Enfin. La voiture fila alors à toute allure hors de la route nationale, à l'endroit où le précipice était le plus abrupt. La barrière de sécurité explosa sous le choc et le véhicule sembla avancer encore plusieurs mètres dans le vide avant d'y plonger à la verticale.

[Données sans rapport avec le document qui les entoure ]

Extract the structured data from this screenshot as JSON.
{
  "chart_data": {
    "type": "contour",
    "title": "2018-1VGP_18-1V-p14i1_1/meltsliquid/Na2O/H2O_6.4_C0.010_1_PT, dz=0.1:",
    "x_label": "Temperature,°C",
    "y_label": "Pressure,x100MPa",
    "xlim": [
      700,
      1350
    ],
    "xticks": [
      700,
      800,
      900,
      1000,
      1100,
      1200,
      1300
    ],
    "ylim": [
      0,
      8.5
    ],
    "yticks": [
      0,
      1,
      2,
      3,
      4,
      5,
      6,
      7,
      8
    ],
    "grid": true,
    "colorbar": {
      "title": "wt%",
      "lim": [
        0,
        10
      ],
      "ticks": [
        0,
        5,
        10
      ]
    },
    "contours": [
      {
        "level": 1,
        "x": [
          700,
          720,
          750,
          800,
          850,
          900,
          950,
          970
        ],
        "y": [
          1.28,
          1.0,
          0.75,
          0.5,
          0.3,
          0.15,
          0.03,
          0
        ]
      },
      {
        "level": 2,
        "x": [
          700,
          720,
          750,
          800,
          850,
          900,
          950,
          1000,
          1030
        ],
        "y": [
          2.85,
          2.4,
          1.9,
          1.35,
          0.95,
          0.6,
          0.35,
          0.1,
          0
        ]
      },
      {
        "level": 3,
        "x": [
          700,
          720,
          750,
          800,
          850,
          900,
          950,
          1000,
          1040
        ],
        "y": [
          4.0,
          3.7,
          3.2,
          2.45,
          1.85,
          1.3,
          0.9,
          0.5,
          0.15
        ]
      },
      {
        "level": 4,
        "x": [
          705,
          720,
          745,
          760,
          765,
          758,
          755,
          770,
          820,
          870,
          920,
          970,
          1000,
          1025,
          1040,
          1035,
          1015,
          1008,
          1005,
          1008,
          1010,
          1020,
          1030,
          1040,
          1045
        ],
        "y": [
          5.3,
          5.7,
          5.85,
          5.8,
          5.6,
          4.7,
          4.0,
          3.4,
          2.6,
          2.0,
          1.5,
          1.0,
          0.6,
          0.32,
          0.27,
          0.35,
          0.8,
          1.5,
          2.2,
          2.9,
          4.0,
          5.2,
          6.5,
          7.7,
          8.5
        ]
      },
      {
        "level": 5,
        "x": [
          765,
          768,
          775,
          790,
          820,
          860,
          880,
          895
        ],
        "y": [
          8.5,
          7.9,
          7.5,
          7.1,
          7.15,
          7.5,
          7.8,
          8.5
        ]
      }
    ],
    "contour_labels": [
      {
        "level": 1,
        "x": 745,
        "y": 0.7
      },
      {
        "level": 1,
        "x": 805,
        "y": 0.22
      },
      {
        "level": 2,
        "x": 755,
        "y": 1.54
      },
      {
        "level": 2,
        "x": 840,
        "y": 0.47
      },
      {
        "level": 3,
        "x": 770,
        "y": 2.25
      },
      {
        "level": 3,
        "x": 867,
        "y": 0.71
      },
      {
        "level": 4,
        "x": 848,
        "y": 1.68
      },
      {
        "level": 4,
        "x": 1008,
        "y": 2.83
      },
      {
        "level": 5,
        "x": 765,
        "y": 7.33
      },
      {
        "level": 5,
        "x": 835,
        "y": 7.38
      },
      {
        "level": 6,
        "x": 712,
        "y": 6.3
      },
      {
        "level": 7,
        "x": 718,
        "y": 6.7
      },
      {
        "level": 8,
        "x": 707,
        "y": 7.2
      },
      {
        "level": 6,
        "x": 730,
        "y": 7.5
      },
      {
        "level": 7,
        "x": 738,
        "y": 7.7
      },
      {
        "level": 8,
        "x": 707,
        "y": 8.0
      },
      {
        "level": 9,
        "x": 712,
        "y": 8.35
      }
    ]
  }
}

Avant de fermer les yeux pour ne jamais les rouvrir, l'homme murmura un pardon au ciel.•••
Deux jours plus tôt, mardi 30 avril 2013,
11h43.Amélie Courtois s'affairait devant son miroir, concentrée à ajuster son rouge à lèvres écarlate. Il fallait qu'elle se dépêche si elle ne voulait pas louper le début de la séance. Elle n'était cependant pas stressée à l'idée de ne pas trouver de place: elle avait chargé un collègue de lui en garder une.
La semaine précédente avait été le festival des révélations en tout genre: entre l'annonce du mariage pour tous, qui avait mobilisé la presse pendant plusieurs jours consécutifs dans tout le pays, et les retournements de situation dans l'affaire Sommet, les journalistes n'avaient pas chômé.

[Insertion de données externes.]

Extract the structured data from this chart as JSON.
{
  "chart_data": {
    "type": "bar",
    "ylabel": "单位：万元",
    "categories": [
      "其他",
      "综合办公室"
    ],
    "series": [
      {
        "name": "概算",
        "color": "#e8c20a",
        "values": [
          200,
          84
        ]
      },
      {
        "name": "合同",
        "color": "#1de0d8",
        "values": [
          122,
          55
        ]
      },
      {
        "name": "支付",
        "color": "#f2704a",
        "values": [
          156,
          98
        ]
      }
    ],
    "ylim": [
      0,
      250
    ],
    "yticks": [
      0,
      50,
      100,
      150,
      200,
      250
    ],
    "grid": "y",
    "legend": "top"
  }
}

Lundi, il y avait eu une mobilisation de la Manif pour Tous. Mardi, conférence improvisée de l'inspectrice, dans laquelle on apprenait que le couple Sommet avait fait subir des maltraitances à leur cadet, qui avait provoqué sa fuite, conférence qui s'était soldée par une agression que l'intervention d'Amélie avait fait arrêter. Sans oublier l'annonce de la légalisation du Mariage pour Tous dans la soirée.
Amélie se regarda une nouvelle fois dans le miroir et donna un nouveau coup de peigne à ses cheveux blonds.Mercredi, conférence de presse du Commissaire Leblanc, qui avait confirmé publiquement que Mathieu Sommet et Antoine Daniel avaient été retrouvés et étaient placés sous protection policière. Jeudi, Amélie avait été convoquée au commissariat afin de témoigner de l'agression dont avaient été victimes l'inspectrice et Arthur Franc.

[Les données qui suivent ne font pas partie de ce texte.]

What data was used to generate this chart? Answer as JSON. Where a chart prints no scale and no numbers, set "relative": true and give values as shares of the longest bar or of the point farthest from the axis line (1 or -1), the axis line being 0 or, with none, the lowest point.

Elle se remit une touche de mascara: elle devait être impeccable devant la caméra.
Vendredi, tous les journaux chargeaient le couple Sommet de violences graves, et les services de l'Enfance avaient placé le fils aîné des Sommet temporairement dans un foyer. Samedi, on filmait Yvette Daniel sortir de l'hôpital, saluant les caméras, qui ne comprenait visiblement pas pourquoi tant de monde s'intéressait à son rétablissement. L'entreprise de Sommet, elle, avait tellement dégringolé en bourse que tous les économistes s'accordaient à dire qu'elle ne pourrait jamais en ressortir indemne.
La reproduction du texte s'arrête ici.